Two Labour MPs have been given standing ovations in the Commons after speaking passionately about their own experience of anti-Semitic threats.
Luciana Berger said she had contended with abuse for 18 years after receiving her first piece of hate mail aged 19.
She told her party it had a “duty to the next generation” to confront the issue as “denial was not an option”.
Ruth Smeeth said British Jews had a right to participate in public life as equals and would not be “bullied”.
Addressing those who she said had dismissed claims of anti-Semitism as political smears, she said “we know what anti-Semitism is, we know where it leads, how dare these people suggest that”.
During the parliamentary debate on anti-Semitism, a succession of MPs urged Jeremy Corbyn to act against offenders within the party.
Labour’s communities spokesman Andrew Gwynne said “much more work needs to be done” on anti-Semitism, adding: “No political party has the monopoly on vice or virtue but we will put our house in order.”
Repeating some of the insults and insinuations she had received firstly as a student activist and then MP for Liverpool Wavertree, Ms Berger said she said had been vilified as “paid-up Israeli operative”, a traitor, an “absolute parasite”, and told to “get out of the country and go back to Israel”.
‘Time for action’
She said she had received abuse from both the far-left and far-right of politics, and that the abuse had become more “commonplace and corrosive” in the past two years.
Her own party, she said, “urgently needs to address this issue publicly and consistently”.
“We have a duty to the next generation. Denial is not an option. Prevarication is not an option. Being a bystander who turns the other way is not an option. The time for action is now. Enough really is enough.”
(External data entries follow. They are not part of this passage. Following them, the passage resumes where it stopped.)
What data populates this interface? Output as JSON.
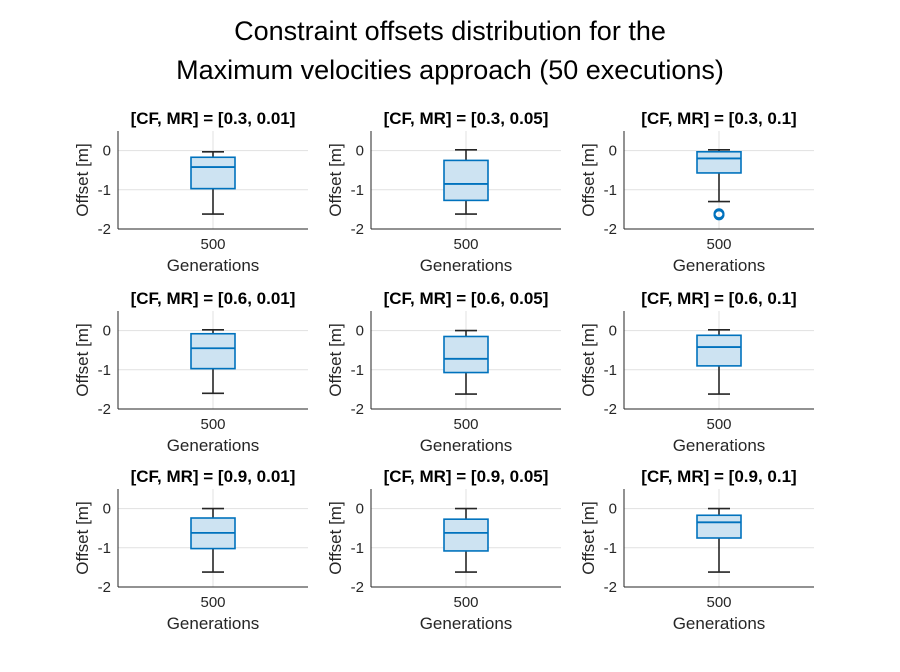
{
  "figure": {
    "title_line1": "Constraint offsets distribution for the",
    "title_line2": "Maximum velocities approach (50 executions)"
  },
  "colors": {
    "box_edge": "#0072BD",
    "box_fill": "#CDE3F2",
    "whisker": "#262626",
    "grid": "#e1e1e1",
    "axis": "#262626"
  },
  "chart_data": [
    {
      "type": "box",
      "title": "[CF, MR] = [0.3, 0.01]",
      "xlabel": "Generations",
      "ylabel": "Offset [m]",
      "categories": [
        "500"
      ],
      "ylim": [
        -2,
        0.5
      ],
      "yticks": [
        -2,
        -1,
        0
      ],
      "grid": true,
      "boxes": [
        {
          "whisker_low": -1.62,
          "q1": -0.97,
          "median": -0.42,
          "q3": -0.17,
          "whisker_high": -0.03,
          "outliers": []
        }
      ]
    },
    {
      "type": "box",
      "title": "[CF, MR] = [0.3, 0.05]",
      "xlabel": "Generations",
      "ylabel": "Offset [m]",
      "categories": [
        "500"
      ],
      "ylim": [
        -2,
        0.5
      ],
      "yticks": [
        -2,
        -1,
        0
      ],
      "grid": true,
      "boxes": [
        {
          "whisker_low": -1.62,
          "q1": -1.27,
          "median": -0.85,
          "q3": -0.25,
          "whisker_high": 0.02,
          "outliers": []
        }
      ]
    },
    {
      "type": "box",
      "title": "[CF, MR] = [0.3, 0.1]",
      "xlabel": "Generations",
      "ylabel": "Offset [m]",
      "categories": [
        "500"
      ],
      "ylim": [
        -2,
        0.5
      ],
      "yticks": [
        -2,
        -1,
        0
      ],
      "grid": true,
      "boxes": [
        {
          "whisker_low": -1.3,
          "q1": -0.57,
          "median": -0.2,
          "q3": -0.03,
          "whisker_high": 0.02,
          "outliers": [
            -1.61,
            -1.64
          ]
        }
      ]
    },
    {
      "type": "box",
      "title": "[CF, MR] = [0.6, 0.01]",
      "xlabel": "Generations",
      "ylabel": "Offset [m]",
      "categories": [
        "500"
      ],
      "ylim": [
        -2,
        0.5
      ],
      "yticks": [
        -2,
        -1,
        0
      ],
      "grid": true,
      "boxes": [
        {
          "whisker_low": -1.6,
          "q1": -0.97,
          "median": -0.45,
          "q3": -0.08,
          "whisker_high": 0.02,
          "outliers": []
        }
      ]
    },
    {
      "type": "box",
      "title": "[CF, MR] = [0.6, 0.05]",
      "xlabel": "Generations",
      "ylabel": "Offset [m]",
      "categories": [
        "500"
      ],
      "ylim": [
        -2,
        0.5
      ],
      "yticks": [
        -2,
        -1,
        0
      ],
      "grid": true,
      "boxes": [
        {
          "whisker_low": -1.62,
          "q1": -1.07,
          "median": -0.72,
          "q3": -0.15,
          "whisker_high": 0.0,
          "outliers": []
        }
      ]
    },
    {
      "type": "box",
      "title": "[CF, MR] = [0.6, 0.1]",
      "xlabel": "Generations",
      "ylabel": "Offset [m]",
      "categories": [
        "500"
      ],
      "ylim": [
        -2,
        0.5
      ],
      "yticks": [
        -2,
        -1,
        0
      ],
      "grid": true,
      "boxes": [
        {
          "whisker_low": -1.62,
          "q1": -0.9,
          "median": -0.42,
          "q3": -0.12,
          "whisker_high": 0.02,
          "outliers": []
        }
      ]
    },
    {
      "type": "box",
      "title": "[CF, MR] = [0.9, 0.01]",
      "xlabel": "Generations",
      "ylabel": "Offset [m]",
      "categories": [
        "500"
      ],
      "ylim": [
        -2,
        0.5
      ],
      "yticks": [
        -2,
        -1,
        0
      ],
      "grid": true,
      "boxes": [
        {
          "whisker_low": -1.62,
          "q1": -1.02,
          "median": -0.62,
          "q3": -0.24,
          "whisker_high": 0.0,
          "outliers": []
        }
      ]
    },
    {
      "type": "box",
      "title": "[CF, MR] = [0.9, 0.05]",
      "xlabel": "Generations",
      "ylabel": "Offset [m]",
      "categories": [
        "500"
      ],
      "ylim": [
        -2,
        0.5
      ],
      "yticks": [
        -2,
        -1,
        0
      ],
      "grid": true,
      "boxes": [
        {
          "whisker_low": -1.62,
          "q1": -1.08,
          "median": -0.62,
          "q3": -0.27,
          "whisker_high": 0.0,
          "outliers": []
        }
      ]
    },
    {
      "type": "box",
      "title": "[CF, MR] = [0.9, 0.1]",
      "xlabel": "Generations",
      "ylabel": "Offset [m]",
      "categories": [
        "500"
      ],
      "ylim": [
        -2,
        0.5
      ],
      "yticks": [
        -2,
        -1,
        0
      ],
      "grid": true,
      "boxes": [
        {
          "whisker_low": -1.62,
          "q1": -0.75,
          "median": -0.35,
          "q3": -0.17,
          "whisker_high": 0.0,
          "outliers": []
        }
      ]
    }
  ]
}
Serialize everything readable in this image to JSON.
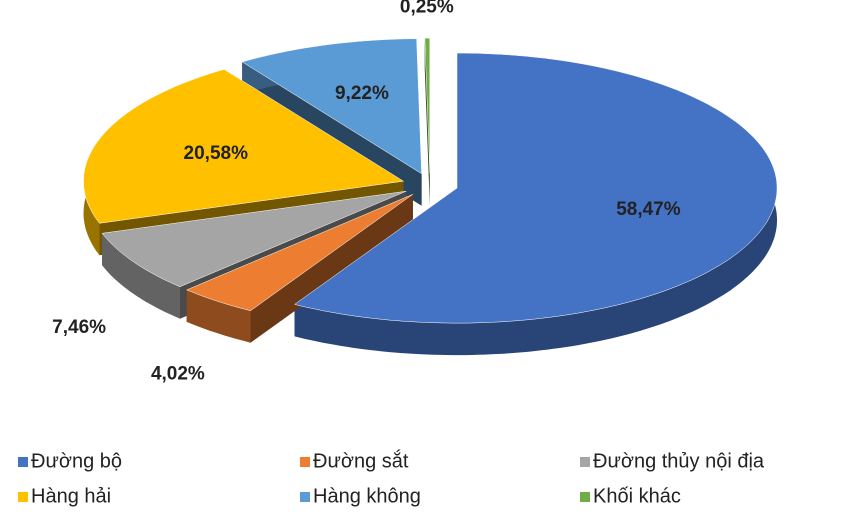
{
  "chart_data": {
    "type": "pie",
    "categories": [
      "Đường bộ",
      "Đường sắt",
      "Đường thủy nội địa",
      "Hàng hải",
      "Hàng không",
      "Khối khác"
    ],
    "values": [
      58.47,
      4.02,
      7.46,
      20.58,
      9.22,
      0.25
    ],
    "value_labels": [
      "58,47%",
      "4,02%",
      "7,46%",
      "20,58%",
      "9,22%",
      "0,25%"
    ],
    "colors": [
      "#4472c4",
      "#ed7d31",
      "#a5a5a5",
      "#ffc000",
      "#5b9bd5",
      "#70ad47"
    ],
    "legend": "bottom"
  }
}
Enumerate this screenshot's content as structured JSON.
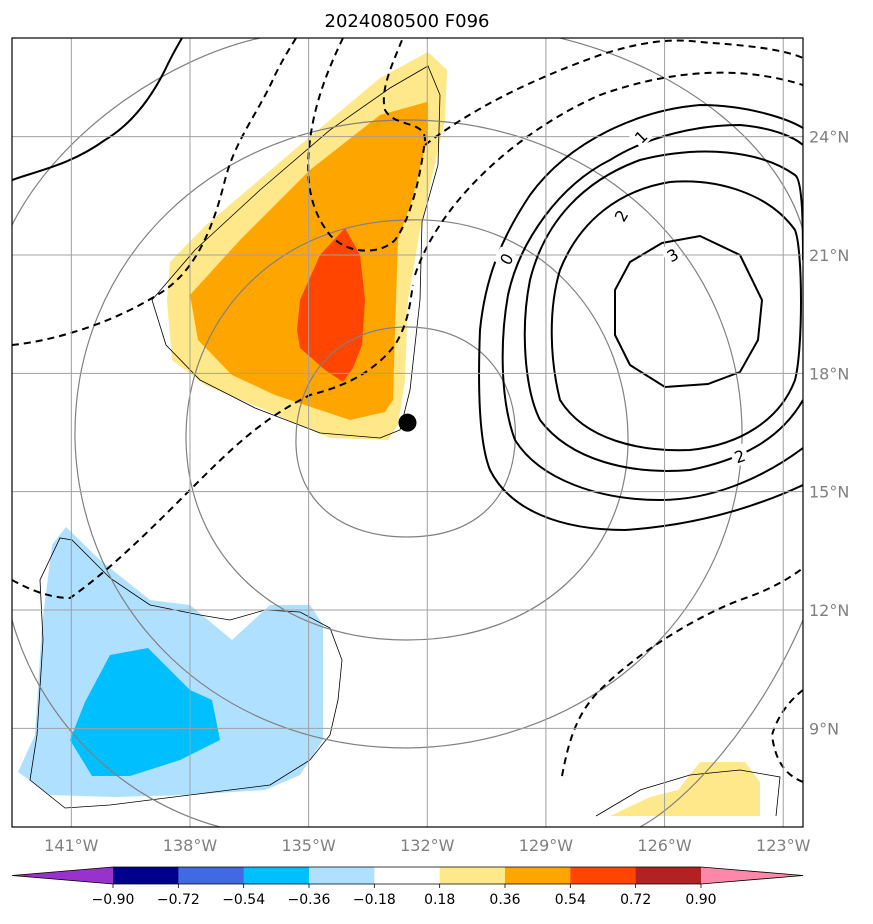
{
  "title": "2024080500 F096",
  "map": {
    "lon_range": [
      -142.5,
      -122.5
    ],
    "lat_range": [
      6.5,
      26.5
    ],
    "grid": true,
    "lon_ticks": [
      {
        "value": -141,
        "label": "141°W"
      },
      {
        "value": -138,
        "label": "138°W"
      },
      {
        "value": -135,
        "label": "135°W"
      },
      {
        "value": -132,
        "label": "132°W"
      },
      {
        "value": -129,
        "label": "129°W"
      },
      {
        "value": -126,
        "label": "126°W"
      },
      {
        "value": -123,
        "label": "123°W"
      }
    ],
    "lat_ticks": [
      {
        "value": 9,
        "label": "9°N"
      },
      {
        "value": 12,
        "label": "12°N"
      },
      {
        "value": 15,
        "label": "15°N"
      },
      {
        "value": 18,
        "label": "18°N"
      },
      {
        "value": 21,
        "label": "21°N"
      },
      {
        "value": 24,
        "label": "24°N"
      }
    ],
    "storm_center": {
      "lon": -132.5,
      "lat": 16.75
    },
    "contour_labels": [
      {
        "text": "0",
        "lon": -130.0,
        "lat": 20.9,
        "rotate": -60
      },
      {
        "text": "1",
        "lon": -126.6,
        "lat": 24.0,
        "rotate": -45
      },
      {
        "text": "2",
        "lon": -127.1,
        "lat": 22.0,
        "rotate": -60
      },
      {
        "text": "3",
        "lon": -125.8,
        "lat": 21.0,
        "rotate": -30
      },
      {
        "text": "2",
        "lon": -124.1,
        "lat": 15.9,
        "rotate": -20
      }
    ]
  },
  "colorbar": {
    "colors": [
      "#9932cc",
      "#00008b",
      "#4169e1",
      "#00bfff",
      "#b0e0ff",
      "#ffffff",
      "#ffe88a",
      "#ffa500",
      "#ff4500",
      "#b22222",
      "#ff88aa"
    ],
    "labels": [
      "−0.90",
      "−0.72",
      "−0.54",
      "−0.36",
      "−0.18",
      "0.18",
      "0.36",
      "0.54",
      "0.72",
      "0.90"
    ]
  }
}
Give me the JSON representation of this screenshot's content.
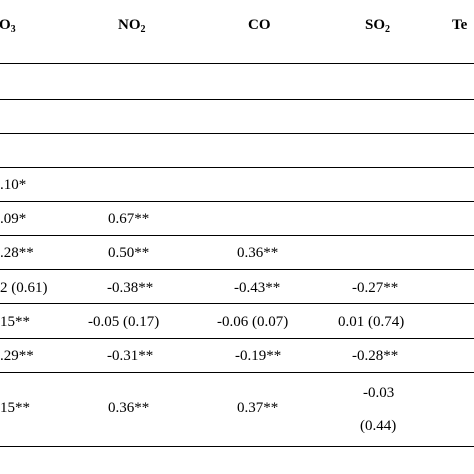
{
  "headers": {
    "o3": {
      "base": "O",
      "sub": "3"
    },
    "no2": {
      "base": "NO",
      "sub": "2"
    },
    "co": {
      "base": "CO"
    },
    "so2": {
      "base": "SO",
      "sub": "2"
    },
    "te": {
      "base": "Te"
    }
  },
  "rows": [
    {
      "o3": "",
      "no2": "",
      "co": "",
      "so2": ""
    },
    {
      "o3": "",
      "no2": "",
      "co": "",
      "so2": ""
    },
    {
      "o3": "",
      "no2": "",
      "co": "",
      "so2": ""
    },
    {
      "o3": ".10*",
      "no2": "",
      "co": "",
      "so2": ""
    },
    {
      "o3": ".09*",
      "no2": "0.67**",
      "co": "",
      "so2": ""
    },
    {
      "o3": ".28**",
      "no2": "0.50**",
      "co": "0.36**",
      "so2": ""
    },
    {
      "o3": "2 (0.61)",
      "no2": "-0.38**",
      "co": "-0.43**",
      "so2": "-0.27**"
    },
    {
      "o3": "15**",
      "no2": "-0.05 (0.17)",
      "co": "-0.06 (0.07)",
      "so2": "0.01 (0.74)"
    },
    {
      "o3": ".29**",
      "no2": "-0.31**",
      "co": "-0.19**",
      "so2": "-0.28**"
    },
    {
      "o3": "15**",
      "no2": "0.36**",
      "co": "0.37**",
      "so2_line1": "-0.03",
      "so2_line2": "(0.44)"
    }
  ]
}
The Labour leader, who was present in the chamber for much of the debate, is due to hold talks next week with leading Jewish groups amid criticism of his handling of anti-Semitism cases.
Labour has been accused of not fully implementing the recommendations of a 2016 review into anti-Semitism and other forms of racism in the party.
The inquiry found that although the party was “not over-run” by anti-Semitism, there was an “occasionally toxic atmosphere” within the party which needed to be addressed.
A number of MPs called for the expulsion of former London Mayor Ken Livingstone, who has been suspended since 2016 for comments he made about Adolf Hitler and Zionism. Backbench Labour MP Ian Austin called for Mr Livingstone to be “booted out” immediately.
Mr Livingstone, London mayor between 2000 and 2008, has been suspended indefinitely pending the outcome of an internal investigation over his claim that Adolf Hitler supported Zionism in the 1930s. An internal disciplinary panel upheld three charges against Mr Livingstone of breaching party rules in April 2017.
Mr Austin said there had been “ample time” for a decision on the future of the ex-London mayor, who has insisted his comments were historically accurate and will not apologise.
Mr Austin said that no action had been taken despite the condemnation of the Community Security Trust, the Holocaust Educational Trust, the Jewish Labour Movement and the chief rabbi.
“Still nothing has happened, it is a disgrace,” he said.
“Let’s be clear about this. Ken Livingstone claiming Hitler was a Zionist is anti-Semitism pure and simple. It happened two years ago, there has been ample time to deal with it. It is a disgrace it has not been dealt with. Kick him out immediately… Boot him out.
Mr Gwynne said due process must be observed but the case was taking too long to resolve. Describing Mr Livingstone’s comments as “abhorrent”, he said there must be “zero tolerance” of anti-Semitism within Labour and the left as a whole.
“We need to be better at policing our borders,” he told MPs. “We need not just to call it out but to cut it out.”
Earlier in the debate, Communities Secretary Sajid Javid warned the “world’s oldest hatred” was on the rise in the UK and worldwide and that it was up to MPs from all parties to show they “get” the “pernicious prejudice” of anti-Semitism.
He criticised what he described as “dinner party anti-Semites” who were on the surface “self-respecting and respectable” but who freely repeated old anti-Semitic “tropes”.
He also said tech giants needed to do more to remove anti-Semitic material from their platforms, promising “no hiding place” from the authorities for those spreading vile abuse online.
Ahead of Tuesday’s debate, the Board of Deputies president Jonathan Arkush warned that anti-Semitism should be “called for what it is – anti-Jewish racism”.
He warned it had “sadly and shamefully” re-emerged to “infect parts of British political life”.